Jin Young kembali berkata, “Akhirnya dia tau juga tentang hubungan kita. Aku berpikir setelah dia tau, itu akan membuat kita merasa tidak nyaman satu sama lain jika bertemu lagi.”
Yun Ho berkata, “Jika hanya dipikirkan ini malah makin susah untuk dipahami. Harus bisa menghadapi kenyataan dan menempatkan diri diposisi masing-masing. Manajer Han adalah orang yang berpikiran luas.”
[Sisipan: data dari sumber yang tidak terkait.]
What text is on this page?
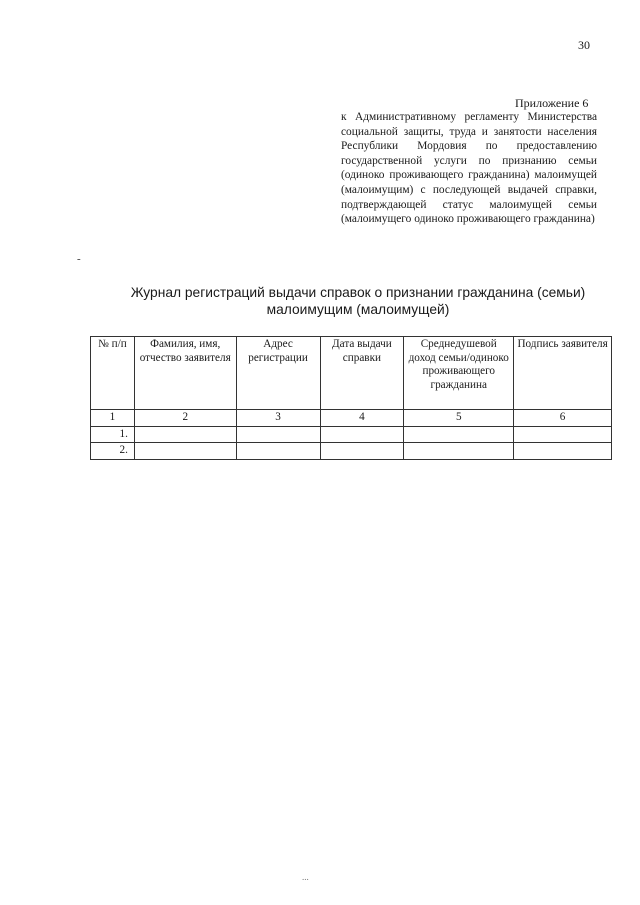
30
Приложение 6
к Административному регламенту Министерства социальной защиты, труда и занятости населения Республики Мордовия по предоставлению государственной услуги по признанию семьи (одиноко проживающего гражданина) малоимущей (малоимущим) с последующей выдачей справки, подтверждающей статус малоимущей семьи (малоимущего одиноко проживающего гражданина)
-
Журнал регистраций выдачи справок о признании гражданина (семьи)
малоимущим (малоимущей)
№ п/п	Фамилия, имя, отчество заявителя	Адрес регистрации	Дата выдачи справки	Среднедушевой доход семьи/одиноко проживающего гражданина	Подпись заявителя
1	2	3	4	5	6
1.					
2.					
...
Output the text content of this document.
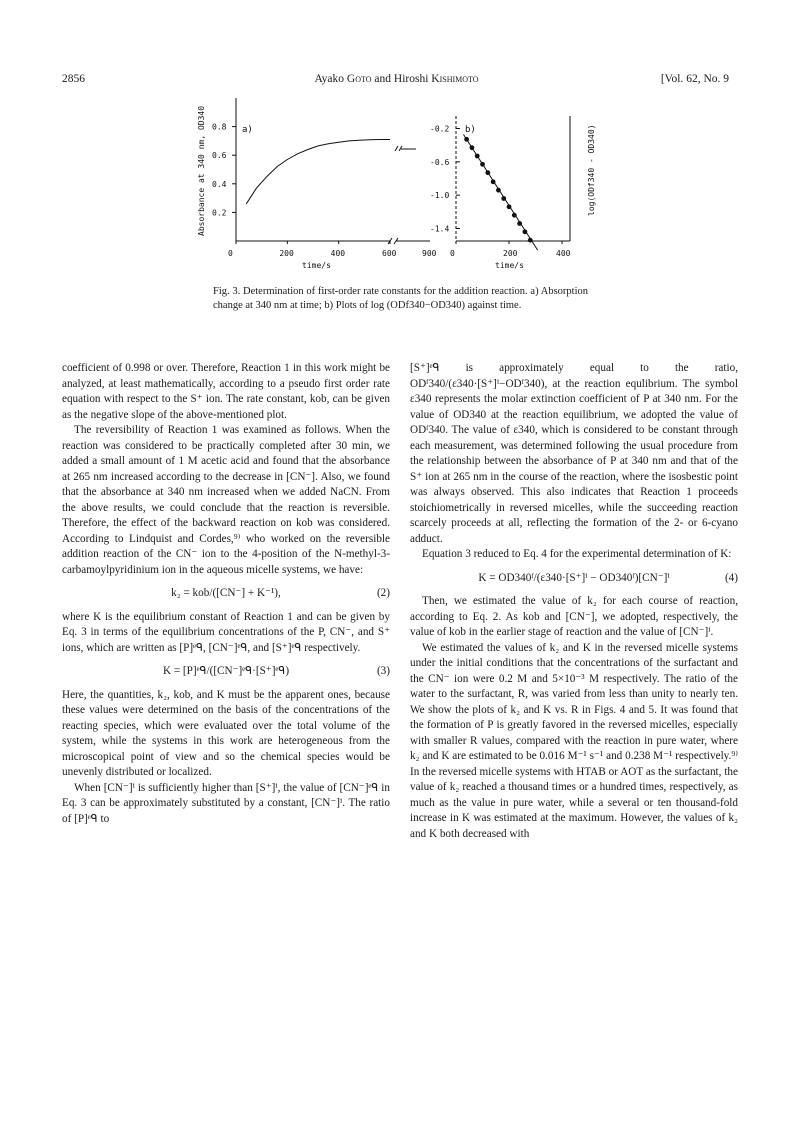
2856	Ayako Goto and Hiroshi Kishimoto	[Vol. 62, No. 9
a)
Absorbance at 340 nm, OD340 0.8
0.6
0.4
0.2
0	200	400	600	900
time/s
b)	log(ODf340 - OD340)
-0.2
-0.6
-1.0
-1.4
0	200	400
time/s
Fig. 3. Determination of first-order rate constants for the addition reaction. a) Absorption change at 340 nm at time; b) Plots of log (ODf340−OD340) against time.

coefficient of 0.998 or over. Therefore, Reaction 1 in this work might be analyzed, at least mathematically, according to a pseudo first order rate equation with respect to the S⁺ ion. The rate constant, kob, can be given as the negative slope of the above-mentioned plot.

The reversibility of Reaction 1 was examined as follows. When the reaction was considered to be practically completed after 30 min, we added a small amount of 1 M acetic acid and found that the absorbance at 265 nm increased according to the decrease in [CN⁻]. Also, we found that the absorbance at 340 nm increased when we added NaCN. From the above results, we could conclude that the reaction is reversible. Therefore, the effect of the backward reaction on kob was considered. According to Lindquist and Cordes,⁹⁾ who worked on the reversible addition reaction of the CN⁻ ion to the 4-position of the N-methyl-3-carbamoylpyridinium ion in the aqueous micelle systems, we have:

k₂ = kob/([CN⁻] + K⁻¹),	(2)

where K is the equilibrium constant of Reaction 1 and can be given by Eq. 3 in terms of the equilibrium concentrations of the P, CN⁻, and S⁺ ions, which are written as [P]ᵉᑫ, [CN⁻]ᵉᑫ, and [S⁺]ᵉᑫ respectively.

K = [P]ᵉᑫ/([CN⁻]ᵉᑫ·[S⁺]ᵉᑫ)	(3)

Here, the quantities, k₂, kob, and K must be the apparent ones, because these values were determined on the basis of the concentrations of the reacting species, which were evaluated over the total volume of the system, while the systems in this work are heterogeneous from the microscopical point of view and so the chemical species would be unevenly distributed or localized.

When [CN⁻]ⁱ is sufficiently higher than [S⁺]ⁱ, the value of [CN⁻]ᵉᑫ in Eq. 3 can be approximately substituted by a constant, [CN⁻]ⁱ. The ratio of [P]ᵉᑫ to

[S⁺]ᵉᑫ is approximately equal to the ratio, ODᶠ340/(ε340·[S⁺]ⁱ−ODᶠ340), at the reaction equlibrium. The symbol ε340 represents the molar extinction coefficient of P at 340 nm. For the value of OD340 at the reaction equilibrium, we adopted the value of ODᶠ340. The value of ε340, which is considered to be constant through each measurement, was determined following the usual procedure from the relationship between the absorbance of P at 340 nm and that of the S⁺ ion at 265 nm in the course of the reaction, where the isosbestic point was always observed. This also indicates that Reaction 1 proceeds stoichiometrically in reversed micelles, while the succeeding reaction scarcely proceeds at all, reflecting the formation of the 2- or 6-cyano adduct.

Equation 3 reduced to Eq. 4 for the experimental determination of K:

K = OD340ᶠ/(ε340·[S⁺]ⁱ − OD340ᶠ)[CN⁻]ⁱ	(4)

Then, we estimated the value of k₂ for each course of reaction, according to Eq. 2. As kob and [CN⁻], we adopted, respectively, the value of kob in the earlier stage of reaction and the value of [CN⁻]ⁱ.

We estimated the values of k₂ and K in the reversed micelle systems under the initial conditions that the concentrations of the surfactant and the CN⁻ ion were 0.2 M and 5×10⁻³ M respectively. The ratio of the water to the surfactant, R, was varied from less than unity to nearly ten. We show the plots of k₂ and K vs. R in Figs. 4 and 5. It was found that the formation of P is greatly favored in the reversed micelles, especially with smaller R values, compared with the reaction in pure water, where k₂ and K are estimated to be 0.016 M⁻¹ s⁻¹ and 0.238 M⁻¹ respectively.⁹⁾ In the reversed micelle systems with HTAB or AOT as the surfactant, the value of k₂ reached a thousand times or a hundred times, respectively, as much as the value in pure water, while a several or ten thousand-fold increase in K was estimated at the maximum. However, the values of k₂ and K both decreased with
Setelah pertunjukkan itu selesai, mereka berempat pun keluar dari ruangan itu. Sebuah taksi sudah datang dan berhenti di depan pintu keluar.
Yun Ho berkata, ”Kalian pulanglah dulu.”
Dong Joo menjawab, ”Sebaiknya kalian saja yang pulang dulu.”
Yun Ho kembali berkata, ”Aku harus lembur malam ini karena masih ada pekerjaan yang harus diselesaikan. Dan kami juga ingin berbincang-bincang berdua di bar.”
Dong Joo terlihat tidak senang mendengar itu karena sudah larut dan harusnya Da Ji pulang.
Jin Young berkata kepada Da Ji, ”Sampai bertemu di pulau Jeju nona Da Ji.”
Da Ji menjawab sambil tersenyum, “Sampai jumpa.”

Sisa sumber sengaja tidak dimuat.